The best fishing would be up in the bays in the wood blow downs.


----------



## RH1 (Apr 13, 2013)

Find the bays with log jams and lay downs preferred close to water drops. I've taken many nice flatheads at clendening. Goldfish and warmouths are my bait of choice


----------



## NoClue2013 (Jun 15, 2013)

Big bluegills is a very good bait off falling trees back in some of the coves..near some deeper water. I've caught some monsters in that lake over the years.


----------



## Atwood (Sep 6, 2005)

The Tusc. river has a lot of flatties anywhere south of Gnadenhutten.


----------



## ztmdodge (May 10, 2013)

Well put in about 7 hours at clendening. Fished the bays off of both bridges on 799,the dam, and the dock at the boat ramp off 799. I've been out 6 times this year and finally got my first bite off the boat dock. My buddy was fishing with nightcrawlers and caught a bunch of small channel cats i kept as bait along with some warmouths he caught and some goldfish I brought with me. At the end of the night I finally had a run on the warmouth but it dropped the bait before I was able to get a chance to set the hook. So still havent caught my first flathead yet, but it was nice to at least get a bite tonight. And Atwood, I might try the Tusc. river, I've heard people do well there but I havent heard of as many 40lb+ fish coming out of there like I have Clendening, Tappan, and Piedmont. But right now I'd be happy just to break the ice and get my first flattie, maybe I'll do better on the river with less water to cover.


----------



## hillbillybelownewphilly (Nov 16, 2006)

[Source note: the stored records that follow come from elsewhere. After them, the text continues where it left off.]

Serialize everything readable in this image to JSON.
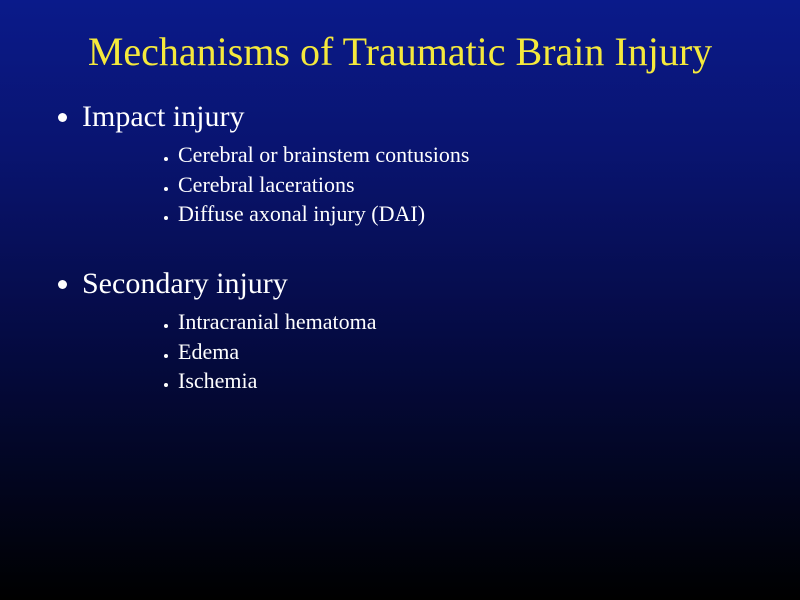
{
  "slide": {
    "title": "Mechanisms of Traumatic Brain Injury",
    "title_color": "#f5e93c",
    "text_color": "#ffffff",
    "background_gradient_top": "#0a1a8a",
    "background_gradient_bottom": "#000000",
    "title_fontsize": 40,
    "bullet_level1_fontsize": 30,
    "bullet_level2_fontsize": 22,
    "bullets": [
      {
        "label": "Impact injury",
        "children": [
          "Cerebral or brainstem contusions",
          "Cerebral lacerations",
          "Diffuse axonal injury (DAI)"
        ]
      },
      {
        "label": "Secondary injury",
        "children": [
          "Intracranial hematoma",
          "Edema",
          "Ischemia"
        ]
      }
    ]
  }
}
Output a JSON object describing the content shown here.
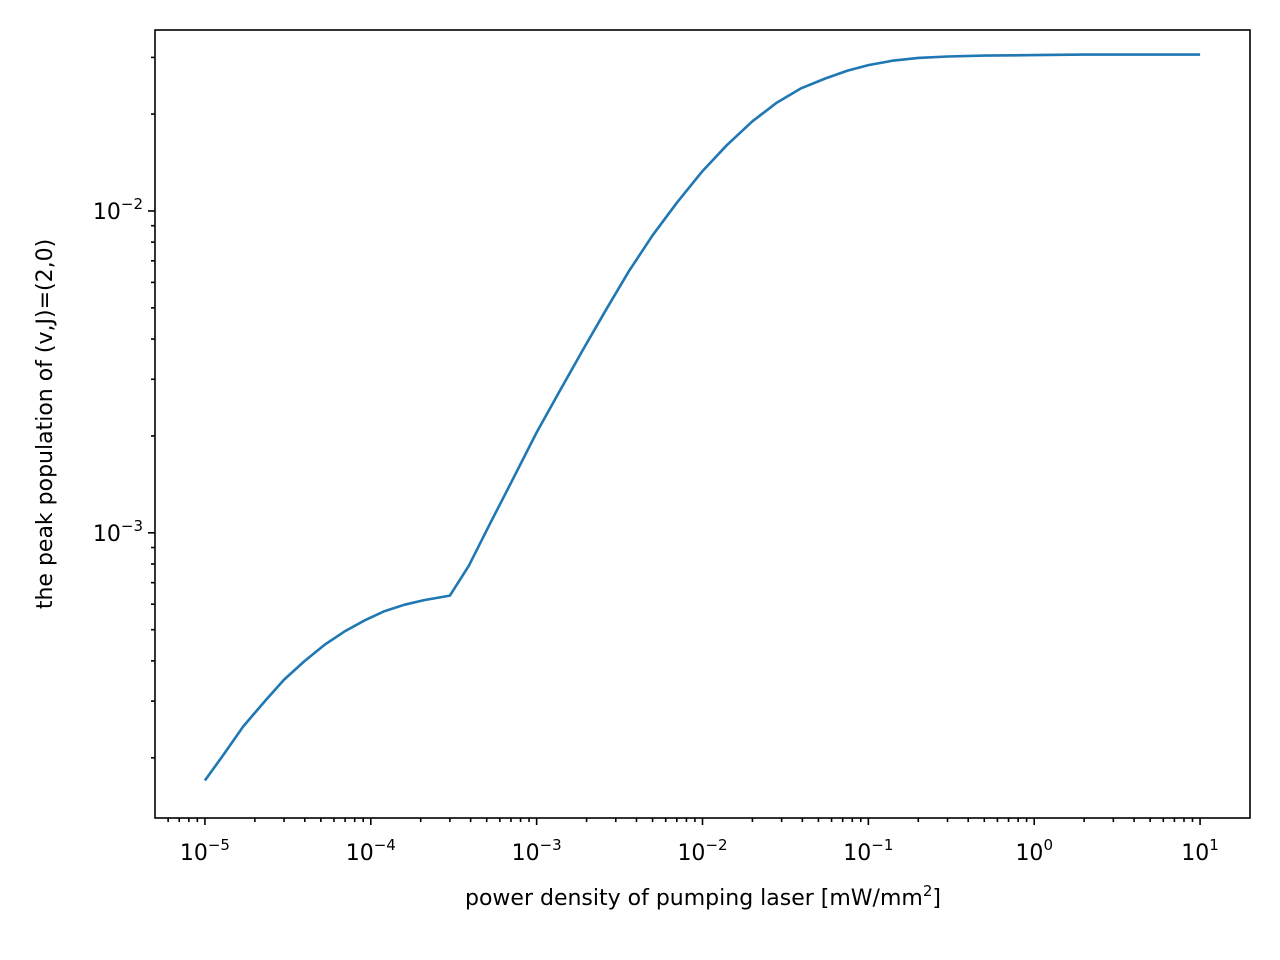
{
  "chart_data": {
    "type": "line",
    "title": "",
    "xlabel": "power density of pumping laser [mW/mm",
    "xlabel_sup": "2",
    "xlabel_close": "]",
    "ylabel": "the peak population of (v,J)=(2,0)",
    "xscale": "log",
    "yscale": "log",
    "xlim": [
      5e-06,
      20
    ],
    "ylim": [
      0.00013,
      0.0365
    ],
    "grid": false,
    "legend": "none",
    "x_ticks": [
      {
        "value": 1e-05,
        "base": "10",
        "exp": "−5"
      },
      {
        "value": 0.0001,
        "base": "10",
        "exp": "−4"
      },
      {
        "value": 0.001,
        "base": "10",
        "exp": "−3"
      },
      {
        "value": 0.01,
        "base": "10",
        "exp": "−2"
      },
      {
        "value": 0.1,
        "base": "10",
        "exp": "−1"
      },
      {
        "value": 1,
        "base": "10",
        "exp": "0"
      },
      {
        "value": 10,
        "base": "10",
        "exp": "1"
      }
    ],
    "y_ticks": [
      {
        "value": 0.001,
        "base": "10",
        "exp": "−3"
      },
      {
        "value": 0.01,
        "base": "10",
        "exp": "−2"
      }
    ],
    "series": [
      {
        "color": "#1f77b4",
        "x": [
          1e-05,
          1.3e-05,
          1.7e-05,
          2.3e-05,
          3e-05,
          4e-05,
          5.3e-05,
          7e-05,
          9.2e-05,
          0.00012,
          0.00016,
          0.00021,
          0.0003,
          0.00039,
          0.00052,
          0.0007,
          0.001,
          0.0014,
          0.0019,
          0.0026,
          0.0036,
          0.005,
          0.007,
          0.01,
          0.014,
          0.02,
          0.028,
          0.039,
          0.055,
          0.075,
          0.1,
          0.14,
          0.2,
          0.3,
          0.5,
          1.0,
          2.0,
          5.0,
          10.0
        ],
        "y": [
          0.00017,
          0.000205,
          0.00025,
          0.0003,
          0.00035,
          0.0004,
          0.00045,
          0.000495,
          0.000535,
          0.00057,
          0.000598,
          0.000618,
          0.000638,
          0.00079,
          0.00106,
          0.00143,
          0.00205,
          0.0028,
          0.0037,
          0.0049,
          0.0065,
          0.0084,
          0.0106,
          0.0133,
          0.016,
          0.019,
          0.0217,
          0.024,
          0.0258,
          0.0273,
          0.0284,
          0.0293,
          0.0299,
          0.0302,
          0.0304,
          0.0305,
          0.0306,
          0.0306,
          0.0306
        ]
      }
    ]
  }
}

[ame]http://s1333.photobucket.com/user/hillbillybelownewphilly/media/image_zpsbba33525.jpg.html]http://i1333.photobucket.com/albums/w622/hillbillybelownewphilly/image_zpsbba33525.jpg[/IMG[/ame]
Caught this one on the tusc last night. They're there just gotta find em


----------



## Flathead King 06 (Feb 26, 2006)

hillbillybelownewphilly said:


> Caught this one on the tusc last night. They're there just gotta find em


Fixing picture

Fish in the photo is a channel, just brownish colored like a flathead.


----------